Canadian radio host slams caller claiming Pride is 'stuffed down our throats'

Host Reshmi Nair questioned a caller who opposed rainbow flags being "everywhere."

A Canada, LGBT Pride flag waving together during a Pride Festival

On Monday, a Toronto-based radio show host hit back at a caller over comments about the Canadian government annoucing a $1.5 million emergency fund to help Pride organizations cover security costs.

Reshmi Nair, the host of The Rush on NewsTalk1010, questioned a caller who opposed rainbow flags being everywhere and said safe spaces are "nonsense."

In the segment on security funding for Pride, a caller who identified himself as Richard began by saying what he thought was "the problem."

"Canada’s always been a safe space. We didn't care before when people were gay, we didn't care before if people were trans," Richard claimed. "They did what they did behind closed doors... now it's stuffed down our throats 24/7."

Richard continued to say he doesn't want his tax dollars spent on something he disagrees with, adding he doesn't go around stressing "the fact that I’m a heterosexual."

Heart shape made out of two diverse ethnicity hands with a background of a gay pride flag. White and black hands.
The radio host who said she is proud to be an ally, questioned a caller's homophobic comments. (Getty Images)

Nair asked the caller whether he knew a gay person, to which Richard responded saying he knows "several" from school and "saw them get picked on."

But, he continued to say that safe spaces are "nonsense."

"We have to put a flag on the front of our store so that you're welcome to come in? You've always been welcome. The only difference is that you walk around expecting to get a certain treatment — a better treatment."

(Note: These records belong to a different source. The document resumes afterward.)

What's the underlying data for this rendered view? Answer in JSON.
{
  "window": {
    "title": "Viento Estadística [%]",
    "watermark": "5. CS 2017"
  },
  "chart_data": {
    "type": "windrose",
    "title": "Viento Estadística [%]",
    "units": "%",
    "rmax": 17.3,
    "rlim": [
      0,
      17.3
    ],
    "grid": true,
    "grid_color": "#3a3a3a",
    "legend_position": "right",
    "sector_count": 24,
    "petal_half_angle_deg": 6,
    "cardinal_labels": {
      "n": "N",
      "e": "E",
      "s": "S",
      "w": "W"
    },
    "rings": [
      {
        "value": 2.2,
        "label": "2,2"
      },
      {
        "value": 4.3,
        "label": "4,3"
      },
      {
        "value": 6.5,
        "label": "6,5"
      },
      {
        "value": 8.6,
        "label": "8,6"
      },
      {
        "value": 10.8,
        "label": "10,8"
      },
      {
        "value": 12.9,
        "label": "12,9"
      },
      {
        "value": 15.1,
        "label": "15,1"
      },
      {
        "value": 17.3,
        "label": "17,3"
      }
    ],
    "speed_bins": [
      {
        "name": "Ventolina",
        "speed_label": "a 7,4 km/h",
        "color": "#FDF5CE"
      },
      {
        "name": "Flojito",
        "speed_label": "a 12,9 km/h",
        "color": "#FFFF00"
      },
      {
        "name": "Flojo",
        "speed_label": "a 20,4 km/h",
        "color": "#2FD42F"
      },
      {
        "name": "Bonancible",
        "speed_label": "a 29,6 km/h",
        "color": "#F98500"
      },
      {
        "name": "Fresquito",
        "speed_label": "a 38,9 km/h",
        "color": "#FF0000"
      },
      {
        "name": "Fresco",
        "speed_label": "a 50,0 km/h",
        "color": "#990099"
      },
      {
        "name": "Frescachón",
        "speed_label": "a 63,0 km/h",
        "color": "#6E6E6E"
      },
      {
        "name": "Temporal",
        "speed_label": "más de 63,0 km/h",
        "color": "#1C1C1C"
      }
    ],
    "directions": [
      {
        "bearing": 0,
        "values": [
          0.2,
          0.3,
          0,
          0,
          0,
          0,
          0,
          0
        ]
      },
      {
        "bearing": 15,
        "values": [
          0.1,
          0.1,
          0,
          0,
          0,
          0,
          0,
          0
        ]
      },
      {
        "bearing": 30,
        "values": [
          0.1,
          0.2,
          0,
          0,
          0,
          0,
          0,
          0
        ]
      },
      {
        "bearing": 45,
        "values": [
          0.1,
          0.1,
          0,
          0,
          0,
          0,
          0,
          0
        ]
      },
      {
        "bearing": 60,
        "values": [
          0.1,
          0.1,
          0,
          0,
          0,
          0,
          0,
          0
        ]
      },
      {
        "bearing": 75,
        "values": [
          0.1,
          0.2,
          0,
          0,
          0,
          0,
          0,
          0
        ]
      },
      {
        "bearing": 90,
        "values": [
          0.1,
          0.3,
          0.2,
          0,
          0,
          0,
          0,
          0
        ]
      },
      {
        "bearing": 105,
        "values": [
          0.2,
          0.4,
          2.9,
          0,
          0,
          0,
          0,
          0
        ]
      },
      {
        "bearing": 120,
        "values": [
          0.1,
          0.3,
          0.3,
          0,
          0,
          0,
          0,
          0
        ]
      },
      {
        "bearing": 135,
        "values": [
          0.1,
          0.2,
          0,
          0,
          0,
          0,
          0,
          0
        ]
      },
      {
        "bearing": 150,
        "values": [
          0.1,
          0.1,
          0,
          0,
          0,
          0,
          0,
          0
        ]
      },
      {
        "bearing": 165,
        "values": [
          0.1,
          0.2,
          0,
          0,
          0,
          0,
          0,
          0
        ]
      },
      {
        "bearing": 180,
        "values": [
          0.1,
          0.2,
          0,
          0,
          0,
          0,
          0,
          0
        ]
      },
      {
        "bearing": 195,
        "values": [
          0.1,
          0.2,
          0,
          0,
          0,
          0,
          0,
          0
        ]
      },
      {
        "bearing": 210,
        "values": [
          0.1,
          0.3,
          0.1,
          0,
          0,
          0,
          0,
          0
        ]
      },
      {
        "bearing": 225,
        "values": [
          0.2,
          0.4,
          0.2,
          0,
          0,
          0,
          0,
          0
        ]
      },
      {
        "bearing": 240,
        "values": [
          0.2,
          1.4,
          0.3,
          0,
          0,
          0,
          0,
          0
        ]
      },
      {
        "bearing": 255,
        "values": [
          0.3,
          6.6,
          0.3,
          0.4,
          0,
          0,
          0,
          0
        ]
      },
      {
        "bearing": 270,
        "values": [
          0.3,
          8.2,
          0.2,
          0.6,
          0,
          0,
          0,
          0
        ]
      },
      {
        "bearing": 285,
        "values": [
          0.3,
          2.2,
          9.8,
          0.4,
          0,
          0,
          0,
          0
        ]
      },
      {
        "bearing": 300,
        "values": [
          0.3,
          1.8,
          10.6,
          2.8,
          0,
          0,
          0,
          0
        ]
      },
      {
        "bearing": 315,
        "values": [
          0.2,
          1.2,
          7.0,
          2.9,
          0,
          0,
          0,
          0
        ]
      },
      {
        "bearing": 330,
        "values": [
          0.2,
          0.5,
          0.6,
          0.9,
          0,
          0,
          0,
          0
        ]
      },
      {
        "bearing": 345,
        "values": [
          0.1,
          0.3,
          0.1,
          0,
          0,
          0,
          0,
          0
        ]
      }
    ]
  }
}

Nair explained to Richard that "'keeping it to yourself' is not equality," which the caller disagreed with.

"The government should not worry about your personal life," the caller added.

"I celebrate my heterosexual-ness with my wife in my home," he said, to which Nair laughed.

"So why is it that this little group has to constantly tell us that they're victimized?," he added.

Richard then continued to say things have changed since the '70s (when he says he witnessed gay people being picked on) and that doesn't happen anymore.

Close up of LGBT pin in the form of a flag with Canada pin is pinned on blue jeans jacket. LGBT rights in Canada concept.
The caller claimed things 'have changed' in Canada for LGBTQ+ folks since the 70s, but the host disagreed. (Getty Images)

Richard then also said schools are trying to "get kids to come out for no reason whatsoever."

"You mentioned earlier that you didn't mind that your child uses a pronoun or whatever — that's child abuse," he claimed to the radio host.

"We need to teach our kids you're a boy, you're a girl."

Nair cut Richard off after saying "producers are telling me to move on," and picked up on another caller, who told Nair "that last caller is the problem."

This heated debate came after a phone call with the organizer of Toronto Pride, who advocated for the government funding.

Nair implied if it wasn't for people who are doing the harassing and threatening, there wouldn't be a need to spend tax dollars on this.

"We had people protesting for freedoms in this country — I'm going there," Nair said, referring to the COVID-19 "Freedom Convoy" that saw thousands descend into Ottawa in 2022.

"Shouldn't those people be protesting the same freedoms right now? Shouldn't we all be honking our horns... making sure that people of the 2SLGBTQI+ communities can walk around proudly?

"They're asking for the month of June, but couldn't it be longer?"

Pride and Trans Flag waving in the wind in a downtown urban setting.  Office buildings can be seen behind.
Pride and Trans Flag waving in the wind in a downtown urban setting. Office buildings can be seen behind.

Nair said not only are members of the community being targeted, but now, so are allies.

"Who is calling someone they don't know to say hateful things about something they don't know?"

Toronto Pride is one of the biggest pride festivals in the world, Nair said, but the funding isn't intended only for that one.

"It is necessary for the smaller pride events in the smaller communities where people are advertising events... and those people are receiving phone calls of harassment from people who hate," Nair said.

"The financial cost is increasing because of these people... tell them to stop and we won't have to spend $1.5 million extra for security at pride events."